Wow! Nice find! Is the power until electric? Gas? Diesel? I didn't have enough electrical power in my shop to run "Orange Crush", so and really glad I snagged the diesel power unit. :) I like the looks of the cylinder too...... even with having it overhauled/rebuilt, 40 cents a pd is a steal! (as long as it can be rebuilt).

When you're choosing a cylinder, think about the "throw" (amount of travel the ram offers). With that cylinder and power unit, building a frame to handle it will be the most work, and $$$ of the whole thing. I was just sitting here thinking....when I built the last press I did........ I used just shy of 40lbs of 1/4" rod putting the thing together. :)
 

slatercreek

Well-Known Member
3phase, 10 hp motor, dual stage pumps, 3000 psi. The frame is my biggest concern right now. Fortunately I have a brother that is a heck of a good welder fabricator. I wouldn't trust my own welds on this project. I didn't get to spend a lot of time at the yard where I found the cylinders but I could see many things the that had potential for being repurposed into a press frame.
 

EdCaffreyMS

"The Montana Bladesmith"
Just don't underestimate what you need for a press frame! Over build that thing as much as you can.
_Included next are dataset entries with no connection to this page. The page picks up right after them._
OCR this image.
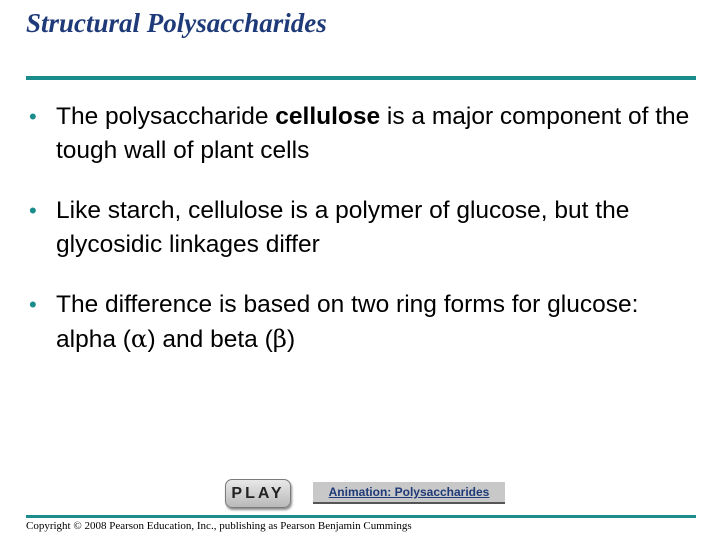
Structural Polysaccharides
• The polysaccharide cellulose is a major component of the tough wall of plant cells
• Like starch, cellulose is a polymer of glucose, but the glycosidic linkages differ
• The difference is based on two ring forms for glucose: alpha (α) and beta (β)
PLAY	Animation: Polysaccharides
Copyright © 2008 Pearson Education, Inc., publishing as Pearson Benjamin Cummings
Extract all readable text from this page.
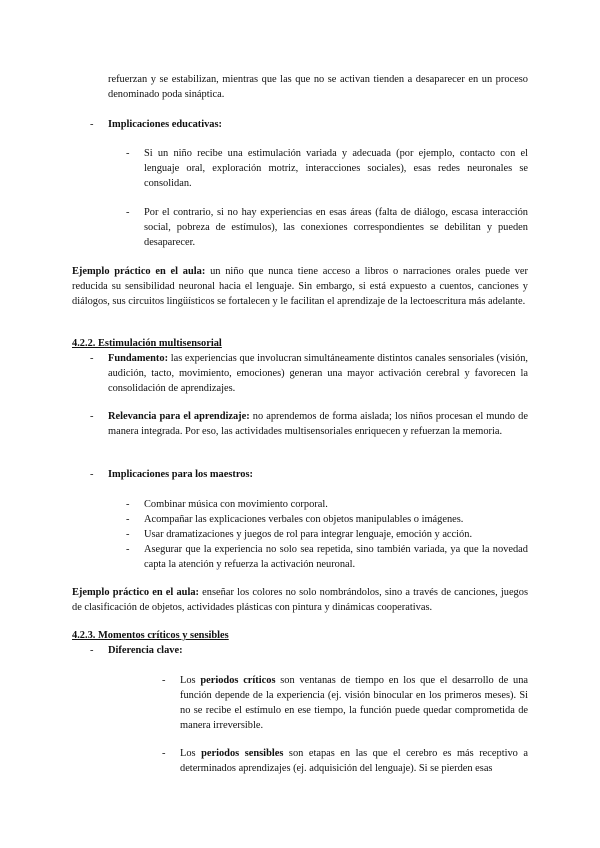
refuerzan y se estabilizan, mientras que las que no se activan tienden a desaparecer en un proceso denominado poda sináptica.
- Implicaciones educativas:
- Si un niño recibe una estimulación variada y adecuada (por ejemplo, contacto con el lenguaje oral, exploración motriz, interacciones sociales), esas redes neuronales se consolidan.
- Por el contrario, si no hay experiencias en esas áreas (falta de diálogo, escasa interacción social, pobreza de estímulos), las conexiones correspondientes se debilitan y pueden desaparecer.
Ejemplo práctico en el aula: un niño que nunca tiene acceso a libros o narraciones orales puede ver reducida su sensibilidad neuronal hacia el lenguaje. Sin embargo, si está expuesto a cuentos, canciones y diálogos, sus circuitos lingüísticos se fortalecen y le facilitan el aprendizaje de la lectoescritura más adelante.
4.2.2. Estimulación multisensorial
- Fundamento: las experiencias que involucran simultáneamente distintos canales sensoriales (visión, audición, tacto, movimiento, emociones) generan una mayor activación cerebral y favorecen la consolidación de aprendizajes.
- Relevancia para el aprendizaje: no aprendemos de forma aislada; los niños procesan el mundo de manera integrada. Por eso, las actividades multisensoriales enriquecen y refuerzan la memoria.
- Implicaciones para los maestros:
- Combinar música con movimiento corporal.
- Acompañar las explicaciones verbales con objetos manipulables o imágenes.
- Usar dramatizaciones y juegos de rol para integrar lenguaje, emoción y acción.
- Asegurar que la experiencia no solo sea repetida, sino también variada, ya que la novedad capta la atención y refuerza la activación neuronal.
Ejemplo práctico en el aula: enseñar los colores no solo nombrándolos, sino a través de canciones, juegos de clasificación de objetos, actividades plásticas con pintura y dinámicas cooperativas.
4.2.3. Momentos críticos y sensibles
- Diferencia clave:
- Los periodos críticos son ventanas de tiempo en los que el desarrollo de una función depende de la experiencia (ej. visión binocular en los primeros meses). Si no se recibe el estímulo en ese tiempo, la función puede quedar comprometida de manera irreversible.
- Los periodos sensibles son etapas en las que el cerebro es más receptivo a determinados aprendizajes (ej. adquisición del lenguaje). Si se pierden esas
Probably the biggest problem I've seen when folks build a press frame is that they don't take into consideration the repetitions and the high heat factors...... and things either "warp" badly, or just plain come apart in a short period of time. Even as well built as my current press is...... I had to do some repairs just a couple of weeks ago. So, just overbuild the heck outta the frame, and keep your finger crossed. :)

Wow! That power unit is gona take a big rotary phase converter to run, that is if you don't have 3phase power already. When I was making the plans to bring "Orange Crush" into my shop, I figured out that it was going to take a minimum of a 15hp electric motor to run it....... and I just didn't have enough power running to the hot shop for the startup amps it would require. Thankfully I was able to scrounge up the funds to buy the power unit that was built for my press (at first I wasn't going to go with the diesel for a number of reason, but it turned out to be the most logical choice)..... its a 4 cyl Kubota Diesel with the pump running directly off the crankshaft/flywheel.
 

scott mack

Well-Known Member
107.jpgThis is my press, 5hp / 230 volt, 2 stage pump, 5" ram. the top half unbolts so it's easy to move. The cylinder you are standing on looks like it has no way to connect the rod to your press.
 

slatercreek

Well-Known Member
Good deal we finally got another press picture. The cylinder I'm standing on is just an example of the size of cylinders I found in that yard. I'm waiting for the snow to go off so I can get a good look at the cylinders they have. That one just happened to be sticking out the edge of the of the pile. A lot of them were drifted under. What size bolts are those Mr. Mack?